Ansible, Windows and PowerShell: the Basics – Part 10, Local Users

In Part 10 of this series we’ll continue our journey with Ansible, Windows and PowerShell and look at how to handle local Windows user accounts. Hopefully, most of the time you are able to use AD based accounts and Group Policy to configure local access. However, sometimes there can be a need to manage and maintain local credentials.

In this example we will look at how to create a local user account and (sometimes more importantly) how to ensure a local account does not exist.

On our test server the local accounts are currently configured as below:

The following example will demonstrate how to use the win_user module to create a new user account test_user01 and secondly how to make sure the account test_user02 in the above screenshot does not exist .

However, before that, we’ll take a slight digression to talk about credentials.
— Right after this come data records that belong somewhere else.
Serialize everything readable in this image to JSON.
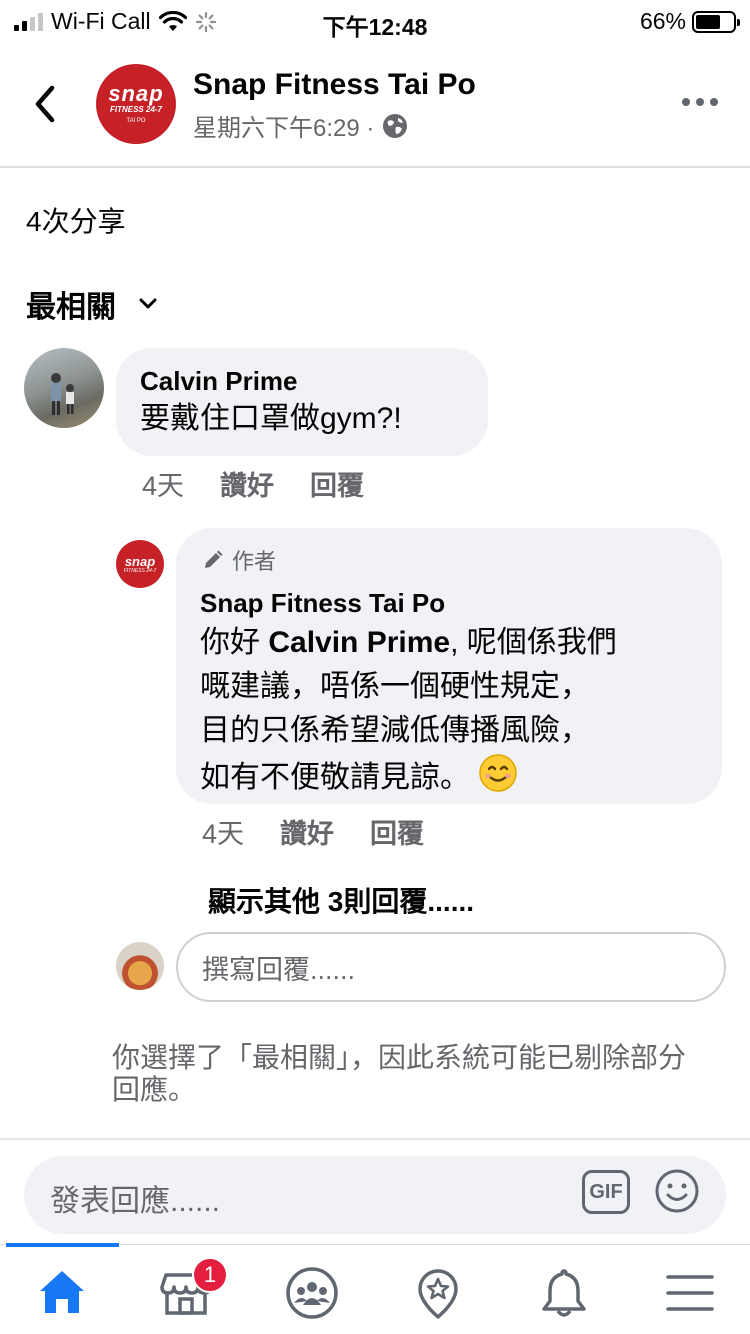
{
  "status_bar": {
    "carrier": "Wi-Fi Call",
    "time": "下午12:48",
    "battery": "66%",
    "battery_level": 0.66
  },
  "header": {
    "title": "Snap Fitness Tai Po",
    "subtitle": "星期六下午6:29 ·",
    "logo_text": "snap",
    "logo_sub": "FITNESS 24-7",
    "logo_loc": "TAI PO"
  },
  "shares": "4次分享",
  "sort": {
    "label": "最相關"
  },
  "comments": [
    {
      "author": "Calvin Prime",
      "text": "要戴住口罩做gym?!",
      "time": "4天",
      "like": "讚好",
      "reply": "回覆"
    }
  ],
  "reply": {
    "badge": "作者",
    "author": "Snap Fitness Tai Po",
    "text_pre": "你好 ",
    "mention": "Calvin Prime",
    "line1_rest": ", 呢個係我們",
    "line2": "嘅建議，唔係一個硬性規定，",
    "line3": "目的只係希望減低傳播風險，",
    "line4": "如有不便敬請見諒。",
    "emoji": "smiling-face-emoji",
    "time": "4天",
    "like": "讚好",
    "reply": "回覆"
  },
  "more_replies": "顯示其他 3則回覆......",
  "reply_input": {
    "placeholder": "撰寫回覆......"
  },
  "notice": "你選擇了「最相關」，因此系統可能已剔除部分回應。",
  "composer": {
    "placeholder": "發表回應......",
    "gif": "GIF"
  },
  "tabbar": {
    "items": [
      "home-icon",
      "marketplace-icon",
      "groups-icon",
      "pages-icon",
      "notifications-icon",
      "menu-icon"
    ],
    "marketplace_badge": "1",
    "active": "home-icon",
    "accent": "#1877f2",
    "badge_color": "#e41e3f"
  },
  "colors": {
    "logo_red": "#c62127",
    "bubble": "#f0f2f5",
    "secondary_text": "#65676b"
  }
}
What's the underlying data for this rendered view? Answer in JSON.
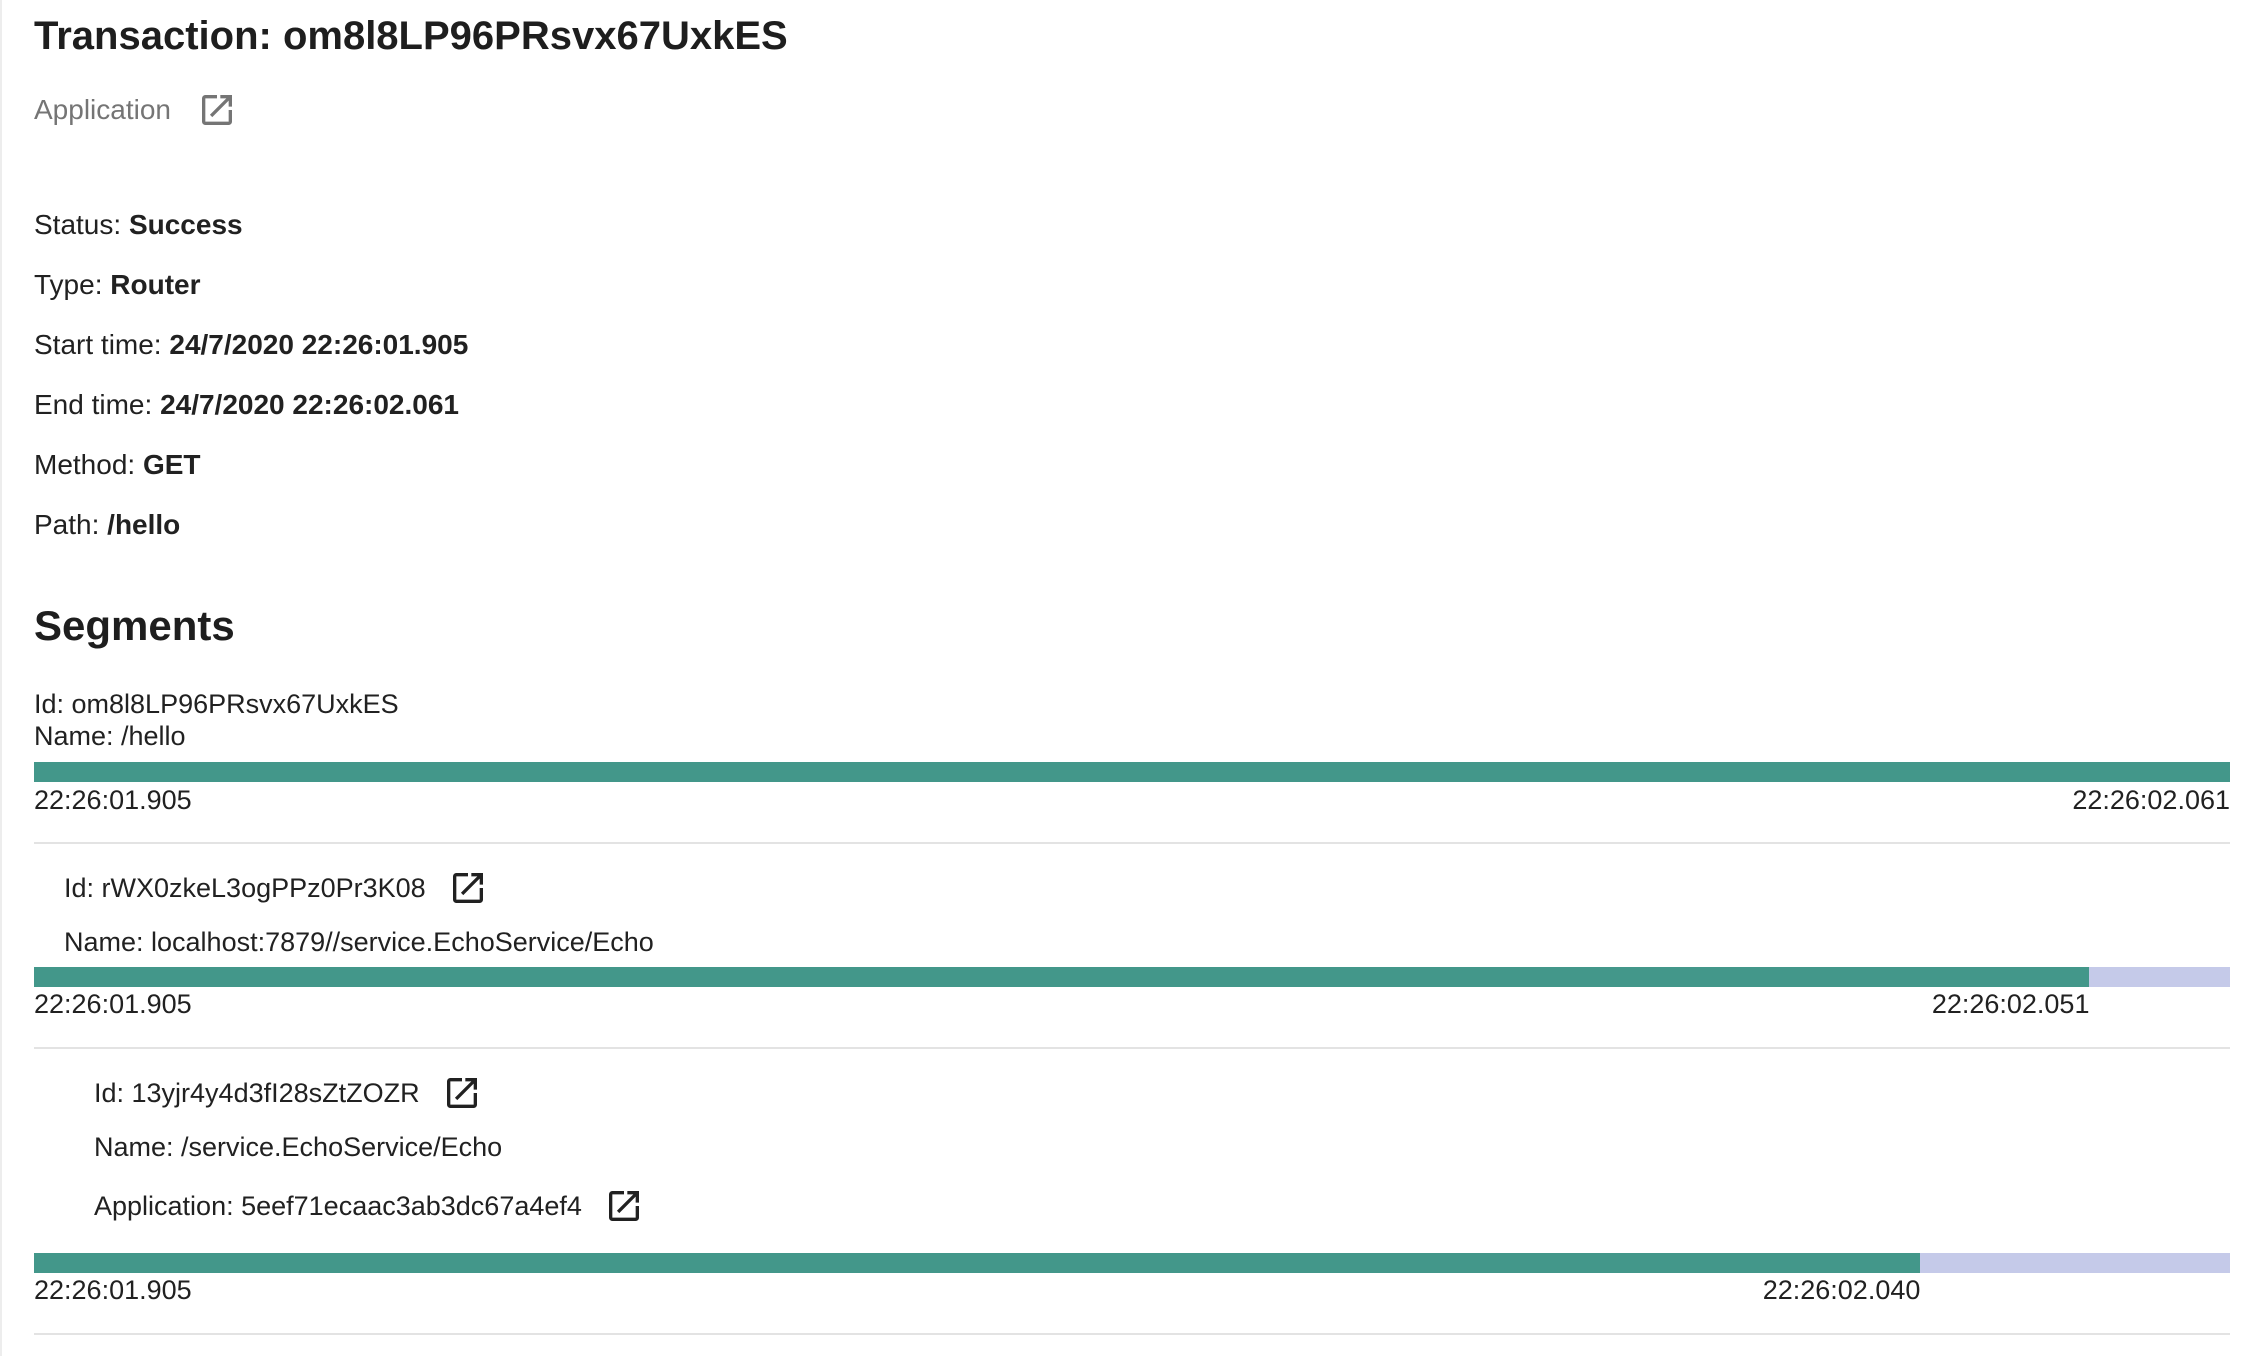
{
  "header": {
    "title": "Transaction: om8l8LP96PRsvx67UxkES",
    "app_link_label": "Application"
  },
  "info": {
    "status_label": "Status:",
    "status_value": "Success",
    "type_label": "Type:",
    "type_value": "Router",
    "start_label": "Start time:",
    "start_value": "24/7/2020 22:26:01.905",
    "end_label": "End time:",
    "end_value": "24/7/2020 22:26:02.061",
    "method_label": "Method:",
    "method_value": "GET",
    "path_label": "Path:",
    "path_value": "/hello"
  },
  "segments_heading": "Segments",
  "segments": [
    {
      "id_text": "Id: om8l8LP96PRsvx67UxkES",
      "name_text": "Name: /hello",
      "start": "22:26:01.905",
      "end": "22:26:02.061",
      "fill_fraction": 1.0
    },
    {
      "id_text": "Id: rWX0zkeL3ogPPz0Pr3K08",
      "name_text": "Name: localhost:7879//service.EchoService/Echo",
      "start": "22:26:01.905",
      "end": "22:26:02.051",
      "fill_fraction": 0.936
    },
    {
      "id_text": "Id: 13yjr4y4d3fI28sZtZOZR",
      "name_text": "Name: /service.EchoService/Echo",
      "application_text": "Application: 5eef71ecaac3ab3dc67a4ef4",
      "start": "22:26:01.905",
      "end": "22:26:02.040",
      "fill_fraction": 0.859
    }
  ],
  "colors": {
    "bar_fill": "#43978a",
    "bar_track": "#c5cae9"
  },
  "icons": {
    "external_link": "open-in-new-icon"
  }
}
The example for the win_user module has the password for the new user account hard-coded into the playbook. This is obviously not a good practice both from a manageability and security point of view:

Instead, the credentials for this account should ideally arrive from an external and secure source. Hopefully your organisation uses some kind of password management system such as CyberArk or Hashicorp Vault where it would be possible to programmatically retrieve the credentials as part of the playbook.

Another basic option, which is useful when in a small test environment, is to use the Credentials feature built into AWX. There are a number of built-in credential types for use with different systems, but in this example we will create a custom credential type for Local Accounts - a good explanation exists here on how to do that.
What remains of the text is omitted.